Data Storage in OpenCV
OpenCV provides flexible data storage through the InputArrayOfArrays interface, which can be implemented by various types: Mat, Mat_<T>, Mat_<T, m, n>, vector<T>, vector<vector<T>>, and vector<Mat>.
Consider vector<vector<T>> as an example: the outer vector holds elements (inner vectors) each representing one image, while the inner vector stores the coordinates of corner points for that image. If Mat is used, each row could represent a single image, with columns corresponding to the number of images.
Storing World Coordinates
/****************************************************************************************************************************
* Function: static void calcChessboardCorners(Size boardSize, float squareSize, vector<Point3f>& corners, Pattern patternType = CHESSBOARD)
* Purpose: Compute all possible world coordinates for chessboard corners and store them in a container.
* Parameters:
* 1. Size boardSize - Dimensions of the chessboard (number of inner corners per row and column).
* 2. float squareSize - Distance between adjacent corners on the chessboard.
* 3. vector<Point3f>& corners - Container to store the 3D world coordinates of corners.
* 4. Pattern patternType - Type of calibration pattern (default is CHESSBOARD).
* Return:
* void
****************************************************************************************************************************/
static void calcChessboardCorners(Size boardSize, float squareSize, vector<Point3f>& corners, Pattern patternType = CHESSBOARD)
{
corners.resize(0);
switch (patternType)
{
case CHESSBOARD:
case CIRCLES_GRID:
for (int i = 0; i < boardSize.height; i++)
for (int j = 0; j < boardSize.width; j++)
// typedef Point3_<float> Point3f;
// Each call creates a 3D point using the Point3_<float> constructor.
// Assumes that the first inner corner (bottom-left in world) is the origin.

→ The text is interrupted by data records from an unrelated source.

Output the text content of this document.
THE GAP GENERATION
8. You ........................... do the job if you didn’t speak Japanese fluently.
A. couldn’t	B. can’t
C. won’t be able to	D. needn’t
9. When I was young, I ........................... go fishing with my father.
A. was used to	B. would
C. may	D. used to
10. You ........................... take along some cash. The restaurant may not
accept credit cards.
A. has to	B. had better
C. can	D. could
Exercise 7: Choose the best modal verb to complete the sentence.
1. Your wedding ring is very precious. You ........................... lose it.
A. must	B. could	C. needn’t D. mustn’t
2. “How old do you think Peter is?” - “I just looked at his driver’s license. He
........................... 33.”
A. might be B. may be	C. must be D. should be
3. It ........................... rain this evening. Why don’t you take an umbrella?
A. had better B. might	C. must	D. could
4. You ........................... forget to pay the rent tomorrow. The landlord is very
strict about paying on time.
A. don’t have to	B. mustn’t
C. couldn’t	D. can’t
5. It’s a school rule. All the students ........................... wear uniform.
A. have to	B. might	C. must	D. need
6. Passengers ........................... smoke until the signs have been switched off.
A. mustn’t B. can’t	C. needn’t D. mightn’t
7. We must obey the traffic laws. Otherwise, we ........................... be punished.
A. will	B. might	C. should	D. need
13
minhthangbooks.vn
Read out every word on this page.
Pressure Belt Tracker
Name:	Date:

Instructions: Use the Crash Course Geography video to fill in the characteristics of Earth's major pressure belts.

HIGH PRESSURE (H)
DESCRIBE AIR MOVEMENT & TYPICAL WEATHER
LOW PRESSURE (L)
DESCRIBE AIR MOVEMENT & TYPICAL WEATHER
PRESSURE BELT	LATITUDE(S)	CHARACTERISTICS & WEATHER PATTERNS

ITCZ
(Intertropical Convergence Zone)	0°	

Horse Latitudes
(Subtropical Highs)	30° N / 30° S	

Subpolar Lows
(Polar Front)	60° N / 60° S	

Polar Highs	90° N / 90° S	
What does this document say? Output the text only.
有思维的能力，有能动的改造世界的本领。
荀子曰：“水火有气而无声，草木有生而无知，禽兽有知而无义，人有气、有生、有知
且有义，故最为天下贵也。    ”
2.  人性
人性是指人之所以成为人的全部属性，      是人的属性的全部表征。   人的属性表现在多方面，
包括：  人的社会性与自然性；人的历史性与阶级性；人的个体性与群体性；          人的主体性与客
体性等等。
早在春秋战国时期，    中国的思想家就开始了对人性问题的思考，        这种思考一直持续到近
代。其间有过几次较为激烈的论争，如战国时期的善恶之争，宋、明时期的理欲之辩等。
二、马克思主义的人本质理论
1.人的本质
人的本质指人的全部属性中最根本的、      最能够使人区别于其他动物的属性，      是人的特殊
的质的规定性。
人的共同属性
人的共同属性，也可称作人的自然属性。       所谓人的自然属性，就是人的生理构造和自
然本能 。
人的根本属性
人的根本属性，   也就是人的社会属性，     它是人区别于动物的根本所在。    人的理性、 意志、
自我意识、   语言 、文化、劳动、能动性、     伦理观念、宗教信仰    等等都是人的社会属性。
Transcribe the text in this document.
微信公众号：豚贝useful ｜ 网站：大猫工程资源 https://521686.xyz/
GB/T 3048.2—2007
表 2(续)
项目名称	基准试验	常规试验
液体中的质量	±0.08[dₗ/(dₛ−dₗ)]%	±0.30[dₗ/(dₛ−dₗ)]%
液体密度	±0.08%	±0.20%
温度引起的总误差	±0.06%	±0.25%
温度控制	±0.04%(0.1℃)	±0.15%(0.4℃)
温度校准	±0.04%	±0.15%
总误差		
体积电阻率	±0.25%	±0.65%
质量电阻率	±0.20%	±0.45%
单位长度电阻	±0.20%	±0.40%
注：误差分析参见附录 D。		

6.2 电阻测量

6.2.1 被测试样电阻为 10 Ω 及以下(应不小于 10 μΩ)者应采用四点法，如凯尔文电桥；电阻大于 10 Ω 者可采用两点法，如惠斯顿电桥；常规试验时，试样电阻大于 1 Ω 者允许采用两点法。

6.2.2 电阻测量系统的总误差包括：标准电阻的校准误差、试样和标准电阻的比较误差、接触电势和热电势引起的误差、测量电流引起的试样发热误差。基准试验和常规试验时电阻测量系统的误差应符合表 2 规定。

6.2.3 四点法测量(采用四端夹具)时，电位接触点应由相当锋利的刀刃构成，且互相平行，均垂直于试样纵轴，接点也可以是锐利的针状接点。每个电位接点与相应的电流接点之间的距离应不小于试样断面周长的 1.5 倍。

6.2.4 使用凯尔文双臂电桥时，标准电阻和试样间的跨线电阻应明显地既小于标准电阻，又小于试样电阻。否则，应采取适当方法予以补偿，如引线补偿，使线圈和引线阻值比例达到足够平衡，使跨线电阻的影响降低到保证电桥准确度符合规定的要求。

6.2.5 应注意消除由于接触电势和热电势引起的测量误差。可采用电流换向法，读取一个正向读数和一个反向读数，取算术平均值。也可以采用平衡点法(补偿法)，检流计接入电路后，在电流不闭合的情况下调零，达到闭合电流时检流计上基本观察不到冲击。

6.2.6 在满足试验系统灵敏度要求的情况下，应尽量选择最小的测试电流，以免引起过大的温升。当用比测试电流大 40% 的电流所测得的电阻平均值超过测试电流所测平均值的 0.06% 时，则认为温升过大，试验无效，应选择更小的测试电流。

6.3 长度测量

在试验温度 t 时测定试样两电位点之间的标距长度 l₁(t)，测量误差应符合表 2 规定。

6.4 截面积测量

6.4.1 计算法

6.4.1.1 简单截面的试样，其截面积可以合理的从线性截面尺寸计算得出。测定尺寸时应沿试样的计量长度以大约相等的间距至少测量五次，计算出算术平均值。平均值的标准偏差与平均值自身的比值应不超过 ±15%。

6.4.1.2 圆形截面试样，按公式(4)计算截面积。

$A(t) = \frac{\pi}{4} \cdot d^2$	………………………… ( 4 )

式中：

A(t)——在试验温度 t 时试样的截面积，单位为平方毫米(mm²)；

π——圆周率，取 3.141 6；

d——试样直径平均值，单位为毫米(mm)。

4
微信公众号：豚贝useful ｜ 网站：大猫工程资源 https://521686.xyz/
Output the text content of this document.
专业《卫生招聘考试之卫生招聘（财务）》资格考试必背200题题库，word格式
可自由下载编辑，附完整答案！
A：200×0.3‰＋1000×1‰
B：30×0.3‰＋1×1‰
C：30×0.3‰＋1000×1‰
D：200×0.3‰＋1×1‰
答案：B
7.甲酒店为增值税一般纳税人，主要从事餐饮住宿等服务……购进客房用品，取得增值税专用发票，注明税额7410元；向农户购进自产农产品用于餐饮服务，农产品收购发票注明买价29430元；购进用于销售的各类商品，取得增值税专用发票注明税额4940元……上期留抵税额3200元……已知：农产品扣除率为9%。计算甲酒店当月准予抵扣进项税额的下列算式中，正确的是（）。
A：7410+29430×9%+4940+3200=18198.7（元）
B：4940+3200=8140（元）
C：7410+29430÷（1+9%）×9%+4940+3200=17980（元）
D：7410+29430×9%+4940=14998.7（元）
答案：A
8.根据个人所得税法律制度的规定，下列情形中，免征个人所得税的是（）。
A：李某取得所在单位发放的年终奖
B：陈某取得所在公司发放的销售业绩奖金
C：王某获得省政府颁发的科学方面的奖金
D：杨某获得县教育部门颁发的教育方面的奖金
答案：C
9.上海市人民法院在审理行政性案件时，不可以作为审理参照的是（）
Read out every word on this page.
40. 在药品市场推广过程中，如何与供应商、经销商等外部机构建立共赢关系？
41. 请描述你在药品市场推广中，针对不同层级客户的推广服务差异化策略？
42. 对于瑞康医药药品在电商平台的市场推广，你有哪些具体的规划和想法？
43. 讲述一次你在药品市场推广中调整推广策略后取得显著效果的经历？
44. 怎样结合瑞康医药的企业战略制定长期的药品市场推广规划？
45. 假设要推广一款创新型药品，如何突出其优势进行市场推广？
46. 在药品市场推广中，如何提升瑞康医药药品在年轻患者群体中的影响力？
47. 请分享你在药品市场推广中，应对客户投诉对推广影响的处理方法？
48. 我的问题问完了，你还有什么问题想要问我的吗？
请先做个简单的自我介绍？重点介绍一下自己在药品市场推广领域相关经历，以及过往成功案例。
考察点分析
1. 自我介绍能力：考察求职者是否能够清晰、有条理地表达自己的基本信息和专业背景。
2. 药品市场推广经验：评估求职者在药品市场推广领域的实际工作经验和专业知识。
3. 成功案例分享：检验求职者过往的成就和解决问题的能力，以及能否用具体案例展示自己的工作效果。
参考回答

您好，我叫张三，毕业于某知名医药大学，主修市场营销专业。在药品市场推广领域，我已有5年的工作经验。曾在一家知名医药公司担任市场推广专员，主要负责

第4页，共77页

corners.push_back(Point3f(float(j * squareSize),
float(i * squareSize), 0));
break;
case ASYMMETRIC_CIRCLES_GRID:
for (int i = 0; i < boardSize.height; i++)
for (int j = 0; j < boardSize.width; j++)
corners.push_back(Point3f(float((2 * j + i % 2) * squareSize),
float(i * squareSize), 0));
break;
default:
CV_Error(Error::StsBadArg, "Unknown pattern type\n");
}
}
Implementation Logic for World Coordinates
The core idea is that during image capture, the chessboard's world coordinate system is fixed with its origin at the bottom-left inner corner. Regardless of how the chessboard is moved or the camera is repositioned, the world coordinates of all chessboard corners remain constant. Only the image (pixel) coordinates of these corners change. Therefore, the world coordinates are identical for every image of the chessboard.
To match each image with its corresponding world coordinates, we store all world coordinates across all images. The storage structure is a container of containers: the outer container holds one element per image, and each inner container holds the world coordinates of all corners for that image. This forms an N×(H×W) matrix, where N is the total number of images, H is the number of inner corner rows, and W is the number of inner corner columns.
// Create an outer container with a single inner container for the first image.
vector<vector<Point3f>> objectPoints(1);
// Compute world coordinates for the first image.
calcChessboardCorners(boardSize, squareSize, objectPoints[0], patternType);
// Adjust the last corner's x-coordinate if needed (e.g., to set a known physical width).
objectPoints[0][boardSize.width - 1].x = objectPoints[0][0].x + grid_width;
// Keep a copy for later use.
newObjPoints = objectPoints[0];
// 'imagePoints.size()' gives the number of images.
// Resize the outer container to match the number of images, filling new entries with a copy of the first set of world coordinates.
objectPoints.resize(imagePoints.size(), objectPoints[0]);
This method ensures that for every image, the world coordinates are consistent and correspond to the same physical grid.